The Greens’ policy being launched grandfathers negative gearing arrangements to existing investment properties, and then progressively phases out negative gearing for any taxpayer’s second and above investment property over 5 years. The 1.6m people with only 1 investment property would not be affected by the Greens’ plan.
The Greens’ plan would also remove the 50 per cent capital gains discount for individuals. Instead, an asset’s cost base would be indexed by changes in the consumer price index as part of calculating the capital gain at the time of sale.
The plan would raise $62.9b over the next decade, according to the Parliamentary Budget Office. The Greens’ policy to build 1 million affordable homes over the coming years for both rental and purchase (via equity share) will cost $22.9b over the decade. Labor has dumped its previous policy of negative gearing and capital gains tax reform.
Lines attributable to Leader of the Australian Greens, Adam Bandt MP:
“Brisbane is becoming a tale of two cities. One Brisbane where property investors are making millions off of limited housing, and another where people are struggling to keep a roof over their head. People are rightly furious,” Mr Bandt said.
“Whether you’re hoping to buy your first home or have resigned yourself to renting forever, few issues resonate more with young people around Griffith than the housing affordability crisis.
“This cooked housing market isn’t an accident. It’s the result of years of Liberal and Labor making it easier for property investors to buy their seventh home than for young people to buy their first.
“It will be Liberal and Labor’s decision to back wealthy property investors over renters and first home buyers that could see Griffith shift to the Greens for the first time. While Liberal and Labor give $63 billion to investors and the wealthy and push house prices out of reach, the Greens see a future where everyone can own their own home.

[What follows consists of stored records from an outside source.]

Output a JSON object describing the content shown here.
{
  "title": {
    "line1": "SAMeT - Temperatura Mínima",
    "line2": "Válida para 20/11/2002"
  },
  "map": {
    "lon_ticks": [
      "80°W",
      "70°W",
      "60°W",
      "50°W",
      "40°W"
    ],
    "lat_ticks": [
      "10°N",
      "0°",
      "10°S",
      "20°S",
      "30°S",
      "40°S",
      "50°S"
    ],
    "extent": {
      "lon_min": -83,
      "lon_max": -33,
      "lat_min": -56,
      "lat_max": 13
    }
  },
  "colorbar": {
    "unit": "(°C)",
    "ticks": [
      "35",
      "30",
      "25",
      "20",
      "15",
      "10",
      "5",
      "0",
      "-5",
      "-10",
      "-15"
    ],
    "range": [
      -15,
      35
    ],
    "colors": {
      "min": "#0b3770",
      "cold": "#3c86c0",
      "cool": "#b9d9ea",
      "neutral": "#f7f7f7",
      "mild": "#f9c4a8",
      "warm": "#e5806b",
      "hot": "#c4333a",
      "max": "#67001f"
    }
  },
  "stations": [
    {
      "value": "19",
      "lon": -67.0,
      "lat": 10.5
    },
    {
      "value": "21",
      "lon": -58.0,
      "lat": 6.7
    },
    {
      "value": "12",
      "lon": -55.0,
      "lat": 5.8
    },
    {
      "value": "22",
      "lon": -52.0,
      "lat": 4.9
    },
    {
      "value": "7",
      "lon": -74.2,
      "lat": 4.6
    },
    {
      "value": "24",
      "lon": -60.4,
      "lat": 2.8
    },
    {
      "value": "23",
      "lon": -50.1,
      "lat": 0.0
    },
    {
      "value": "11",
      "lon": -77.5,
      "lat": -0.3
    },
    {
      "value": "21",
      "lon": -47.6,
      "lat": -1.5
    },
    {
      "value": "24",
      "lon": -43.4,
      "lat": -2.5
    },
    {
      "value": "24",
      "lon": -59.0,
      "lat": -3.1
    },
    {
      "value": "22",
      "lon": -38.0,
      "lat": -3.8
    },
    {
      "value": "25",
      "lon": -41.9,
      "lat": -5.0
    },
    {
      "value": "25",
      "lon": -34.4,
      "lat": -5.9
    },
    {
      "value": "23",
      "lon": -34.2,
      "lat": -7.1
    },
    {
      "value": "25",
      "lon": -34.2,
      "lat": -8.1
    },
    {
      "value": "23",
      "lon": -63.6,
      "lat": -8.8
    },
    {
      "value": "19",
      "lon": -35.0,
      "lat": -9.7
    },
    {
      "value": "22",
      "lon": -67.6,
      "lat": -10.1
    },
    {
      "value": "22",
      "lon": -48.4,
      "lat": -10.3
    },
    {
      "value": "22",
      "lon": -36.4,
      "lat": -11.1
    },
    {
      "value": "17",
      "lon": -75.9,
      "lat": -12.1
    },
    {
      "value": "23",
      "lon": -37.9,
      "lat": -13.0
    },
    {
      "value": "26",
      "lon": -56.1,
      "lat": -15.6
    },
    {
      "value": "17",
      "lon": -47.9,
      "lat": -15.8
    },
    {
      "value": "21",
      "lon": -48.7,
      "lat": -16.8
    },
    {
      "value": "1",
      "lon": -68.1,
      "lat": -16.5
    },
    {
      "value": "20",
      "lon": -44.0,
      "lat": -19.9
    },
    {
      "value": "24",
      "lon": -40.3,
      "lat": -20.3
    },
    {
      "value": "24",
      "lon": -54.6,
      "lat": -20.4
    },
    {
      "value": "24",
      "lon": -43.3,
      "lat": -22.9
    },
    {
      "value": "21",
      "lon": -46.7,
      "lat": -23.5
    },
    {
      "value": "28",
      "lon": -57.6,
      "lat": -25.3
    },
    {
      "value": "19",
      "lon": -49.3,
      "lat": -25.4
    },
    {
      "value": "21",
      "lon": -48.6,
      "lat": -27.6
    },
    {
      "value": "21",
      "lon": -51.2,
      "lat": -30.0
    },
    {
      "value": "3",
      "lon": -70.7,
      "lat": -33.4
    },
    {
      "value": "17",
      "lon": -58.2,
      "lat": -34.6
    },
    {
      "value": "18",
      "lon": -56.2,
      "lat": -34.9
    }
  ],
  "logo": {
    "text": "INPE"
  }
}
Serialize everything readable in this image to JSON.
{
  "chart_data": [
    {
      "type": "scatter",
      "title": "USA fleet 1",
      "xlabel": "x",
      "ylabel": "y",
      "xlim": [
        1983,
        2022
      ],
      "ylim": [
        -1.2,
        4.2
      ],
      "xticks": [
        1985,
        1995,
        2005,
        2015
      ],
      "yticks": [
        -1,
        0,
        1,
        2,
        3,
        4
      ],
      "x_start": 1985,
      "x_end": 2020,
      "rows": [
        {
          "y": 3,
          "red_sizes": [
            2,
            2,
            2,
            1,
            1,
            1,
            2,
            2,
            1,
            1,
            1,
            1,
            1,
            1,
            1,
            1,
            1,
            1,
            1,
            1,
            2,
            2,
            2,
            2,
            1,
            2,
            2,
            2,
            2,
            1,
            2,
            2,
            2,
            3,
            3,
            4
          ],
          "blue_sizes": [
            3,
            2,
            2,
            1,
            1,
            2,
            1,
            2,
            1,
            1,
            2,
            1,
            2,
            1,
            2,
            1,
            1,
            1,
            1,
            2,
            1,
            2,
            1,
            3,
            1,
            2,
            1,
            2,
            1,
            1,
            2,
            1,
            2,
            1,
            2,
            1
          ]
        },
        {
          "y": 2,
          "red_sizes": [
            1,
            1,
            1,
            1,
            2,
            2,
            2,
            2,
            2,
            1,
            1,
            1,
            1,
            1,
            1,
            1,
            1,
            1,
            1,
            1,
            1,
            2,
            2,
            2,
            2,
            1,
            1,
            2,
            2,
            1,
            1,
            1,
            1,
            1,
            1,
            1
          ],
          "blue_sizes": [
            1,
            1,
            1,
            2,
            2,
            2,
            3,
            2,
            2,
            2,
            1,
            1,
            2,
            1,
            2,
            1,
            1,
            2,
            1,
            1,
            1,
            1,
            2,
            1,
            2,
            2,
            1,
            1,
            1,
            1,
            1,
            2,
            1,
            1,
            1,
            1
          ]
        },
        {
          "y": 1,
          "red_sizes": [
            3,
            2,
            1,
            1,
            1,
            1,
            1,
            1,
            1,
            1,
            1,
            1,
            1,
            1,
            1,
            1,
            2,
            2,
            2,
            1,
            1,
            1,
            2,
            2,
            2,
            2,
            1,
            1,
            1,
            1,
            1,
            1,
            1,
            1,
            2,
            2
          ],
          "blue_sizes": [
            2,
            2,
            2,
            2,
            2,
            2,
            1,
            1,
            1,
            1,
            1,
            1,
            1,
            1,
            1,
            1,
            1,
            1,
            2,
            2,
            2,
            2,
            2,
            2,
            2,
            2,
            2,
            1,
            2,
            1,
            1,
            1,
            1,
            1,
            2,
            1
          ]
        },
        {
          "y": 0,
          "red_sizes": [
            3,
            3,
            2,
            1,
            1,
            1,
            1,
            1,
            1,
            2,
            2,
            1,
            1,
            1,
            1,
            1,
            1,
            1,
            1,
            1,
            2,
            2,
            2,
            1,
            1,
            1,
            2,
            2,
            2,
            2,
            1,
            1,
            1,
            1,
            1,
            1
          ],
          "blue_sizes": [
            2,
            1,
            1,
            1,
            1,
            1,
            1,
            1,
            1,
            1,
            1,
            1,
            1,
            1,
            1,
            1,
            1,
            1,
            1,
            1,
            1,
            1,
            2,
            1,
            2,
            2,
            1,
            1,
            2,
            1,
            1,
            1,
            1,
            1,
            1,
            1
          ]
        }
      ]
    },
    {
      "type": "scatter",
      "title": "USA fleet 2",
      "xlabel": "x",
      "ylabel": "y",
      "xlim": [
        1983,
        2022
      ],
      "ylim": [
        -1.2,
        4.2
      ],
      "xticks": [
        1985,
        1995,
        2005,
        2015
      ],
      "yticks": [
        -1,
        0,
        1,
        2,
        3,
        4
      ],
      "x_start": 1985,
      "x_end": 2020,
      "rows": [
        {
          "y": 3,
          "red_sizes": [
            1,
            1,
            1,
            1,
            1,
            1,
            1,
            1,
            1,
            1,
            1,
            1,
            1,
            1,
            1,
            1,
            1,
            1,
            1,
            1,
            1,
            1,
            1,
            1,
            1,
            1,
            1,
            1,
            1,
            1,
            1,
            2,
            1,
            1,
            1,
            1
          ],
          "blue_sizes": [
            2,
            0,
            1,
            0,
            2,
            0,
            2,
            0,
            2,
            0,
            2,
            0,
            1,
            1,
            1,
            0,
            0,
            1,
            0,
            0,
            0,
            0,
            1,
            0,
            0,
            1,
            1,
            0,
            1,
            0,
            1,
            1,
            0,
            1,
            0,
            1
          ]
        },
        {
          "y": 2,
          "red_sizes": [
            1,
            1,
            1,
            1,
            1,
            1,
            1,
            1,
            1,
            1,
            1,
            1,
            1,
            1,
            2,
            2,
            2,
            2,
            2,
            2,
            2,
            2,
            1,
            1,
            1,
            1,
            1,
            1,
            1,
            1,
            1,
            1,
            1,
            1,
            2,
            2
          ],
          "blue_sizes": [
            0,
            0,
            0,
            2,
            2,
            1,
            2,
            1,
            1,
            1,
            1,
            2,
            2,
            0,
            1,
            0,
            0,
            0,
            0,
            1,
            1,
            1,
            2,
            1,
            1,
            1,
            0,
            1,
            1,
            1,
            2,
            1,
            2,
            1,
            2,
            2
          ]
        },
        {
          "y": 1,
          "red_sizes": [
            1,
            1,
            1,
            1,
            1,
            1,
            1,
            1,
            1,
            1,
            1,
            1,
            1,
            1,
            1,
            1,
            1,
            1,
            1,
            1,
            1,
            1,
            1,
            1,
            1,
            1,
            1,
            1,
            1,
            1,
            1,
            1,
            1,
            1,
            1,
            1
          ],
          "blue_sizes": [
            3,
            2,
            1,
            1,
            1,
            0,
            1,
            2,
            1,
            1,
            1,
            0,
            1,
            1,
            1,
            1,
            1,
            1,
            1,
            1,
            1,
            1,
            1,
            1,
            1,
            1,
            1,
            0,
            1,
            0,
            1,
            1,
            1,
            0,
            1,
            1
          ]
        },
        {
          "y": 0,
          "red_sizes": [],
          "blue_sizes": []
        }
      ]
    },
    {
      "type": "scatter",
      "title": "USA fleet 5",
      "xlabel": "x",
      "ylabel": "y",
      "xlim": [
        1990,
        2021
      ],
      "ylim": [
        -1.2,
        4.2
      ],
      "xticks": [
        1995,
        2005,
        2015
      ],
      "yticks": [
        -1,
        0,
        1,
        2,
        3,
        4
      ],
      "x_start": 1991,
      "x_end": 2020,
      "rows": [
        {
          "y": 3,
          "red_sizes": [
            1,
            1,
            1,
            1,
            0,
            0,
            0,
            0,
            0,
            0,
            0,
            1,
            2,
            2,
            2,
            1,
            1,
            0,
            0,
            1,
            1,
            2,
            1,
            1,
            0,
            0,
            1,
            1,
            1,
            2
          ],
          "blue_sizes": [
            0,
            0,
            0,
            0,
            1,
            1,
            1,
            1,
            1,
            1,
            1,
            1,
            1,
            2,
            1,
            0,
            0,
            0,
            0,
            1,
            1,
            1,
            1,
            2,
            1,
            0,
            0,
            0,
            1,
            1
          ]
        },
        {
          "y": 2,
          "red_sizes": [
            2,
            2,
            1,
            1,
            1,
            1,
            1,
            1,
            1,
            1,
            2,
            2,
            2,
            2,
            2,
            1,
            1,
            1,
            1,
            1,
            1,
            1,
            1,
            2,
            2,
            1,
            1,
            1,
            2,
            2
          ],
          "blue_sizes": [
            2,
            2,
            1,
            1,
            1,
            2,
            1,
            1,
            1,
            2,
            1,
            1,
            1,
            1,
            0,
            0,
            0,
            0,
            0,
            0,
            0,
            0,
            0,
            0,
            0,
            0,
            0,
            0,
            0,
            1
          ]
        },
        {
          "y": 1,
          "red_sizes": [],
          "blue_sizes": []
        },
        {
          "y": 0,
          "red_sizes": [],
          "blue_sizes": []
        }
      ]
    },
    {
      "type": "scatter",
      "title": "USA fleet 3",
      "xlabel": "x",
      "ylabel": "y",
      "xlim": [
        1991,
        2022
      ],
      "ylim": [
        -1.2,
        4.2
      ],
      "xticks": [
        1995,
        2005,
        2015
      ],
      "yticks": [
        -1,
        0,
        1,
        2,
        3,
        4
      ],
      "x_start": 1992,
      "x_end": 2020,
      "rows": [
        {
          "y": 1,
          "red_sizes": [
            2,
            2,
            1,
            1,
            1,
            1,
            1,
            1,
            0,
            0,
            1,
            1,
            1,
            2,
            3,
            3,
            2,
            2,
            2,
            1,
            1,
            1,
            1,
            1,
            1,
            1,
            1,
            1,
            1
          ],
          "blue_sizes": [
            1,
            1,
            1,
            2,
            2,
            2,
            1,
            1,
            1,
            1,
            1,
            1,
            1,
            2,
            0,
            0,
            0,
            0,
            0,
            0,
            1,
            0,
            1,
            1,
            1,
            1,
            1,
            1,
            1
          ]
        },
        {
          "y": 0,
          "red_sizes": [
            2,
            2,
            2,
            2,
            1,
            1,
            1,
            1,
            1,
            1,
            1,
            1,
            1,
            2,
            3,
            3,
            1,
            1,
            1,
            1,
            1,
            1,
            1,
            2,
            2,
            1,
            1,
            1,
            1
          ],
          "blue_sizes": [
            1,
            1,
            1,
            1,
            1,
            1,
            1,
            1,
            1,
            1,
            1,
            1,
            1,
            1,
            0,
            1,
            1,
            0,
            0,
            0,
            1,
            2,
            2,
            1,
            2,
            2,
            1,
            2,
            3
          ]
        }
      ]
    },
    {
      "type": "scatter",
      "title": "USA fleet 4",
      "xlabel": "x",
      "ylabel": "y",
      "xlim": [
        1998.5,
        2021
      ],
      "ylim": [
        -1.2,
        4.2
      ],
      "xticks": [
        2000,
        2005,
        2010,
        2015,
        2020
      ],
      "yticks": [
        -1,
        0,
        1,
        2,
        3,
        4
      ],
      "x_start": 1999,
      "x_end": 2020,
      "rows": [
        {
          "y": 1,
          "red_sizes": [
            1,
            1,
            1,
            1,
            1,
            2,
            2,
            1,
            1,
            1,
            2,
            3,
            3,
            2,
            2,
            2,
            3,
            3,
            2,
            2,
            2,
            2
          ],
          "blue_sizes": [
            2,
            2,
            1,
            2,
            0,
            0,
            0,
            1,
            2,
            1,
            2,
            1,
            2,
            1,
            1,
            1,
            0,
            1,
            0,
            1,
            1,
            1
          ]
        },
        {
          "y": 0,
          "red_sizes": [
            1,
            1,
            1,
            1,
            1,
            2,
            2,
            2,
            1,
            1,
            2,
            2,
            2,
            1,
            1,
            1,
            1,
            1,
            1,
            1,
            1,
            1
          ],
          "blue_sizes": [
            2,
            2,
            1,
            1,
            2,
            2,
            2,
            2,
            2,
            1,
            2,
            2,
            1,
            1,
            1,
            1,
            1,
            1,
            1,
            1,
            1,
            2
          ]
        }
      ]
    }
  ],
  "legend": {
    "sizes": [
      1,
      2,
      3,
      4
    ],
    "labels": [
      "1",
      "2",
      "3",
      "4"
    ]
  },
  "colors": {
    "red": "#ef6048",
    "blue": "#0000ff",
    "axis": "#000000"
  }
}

“By kicking the Liberals out and winning Griffith, the Greens will push the next government to abolish the generous handouts to property investors with more than one investment property so that everyone can afford to buy a home to call their own.
“By winding back handouts to investors with more than one investment property, the Greens will raise billions to build affordable homes that people can buy into for $300,000 and public housing that people can rent for 25% of their income.”
Lines attributable to Greens Candidate for Griffith, Max Chandler-Mather:
"Brisbane is in the middle of the worst housing affordability crisis in its history and it's only going to get worse if governments fail to act,” Mr Chandler-Mather said.
"Because of negative gearing it's often easier for someone to buy their fifth home rather than their first, and that is deeply unfair.
"I've lost count of the number of conversations I’ve had with couples who had to abandon their plans to buy a home last year because the cost of a deposit alone increased by $33,000, and that's more than almost anyone can save.
"Excessive rent increases are driving people out of their homes, breaking up communities and placing massive pressure on renters.
"Phasing out negative gearing and capping rent increases will help ensure we treat housing first and foremost as a home, not a speculative commodity for large investors."
"If Labor and the Liberals are serious about tackling the cost of living crisis, then they should support the Greens plan to cap rent increases and ensure families don't have to choose between paying the rent or buying groceries."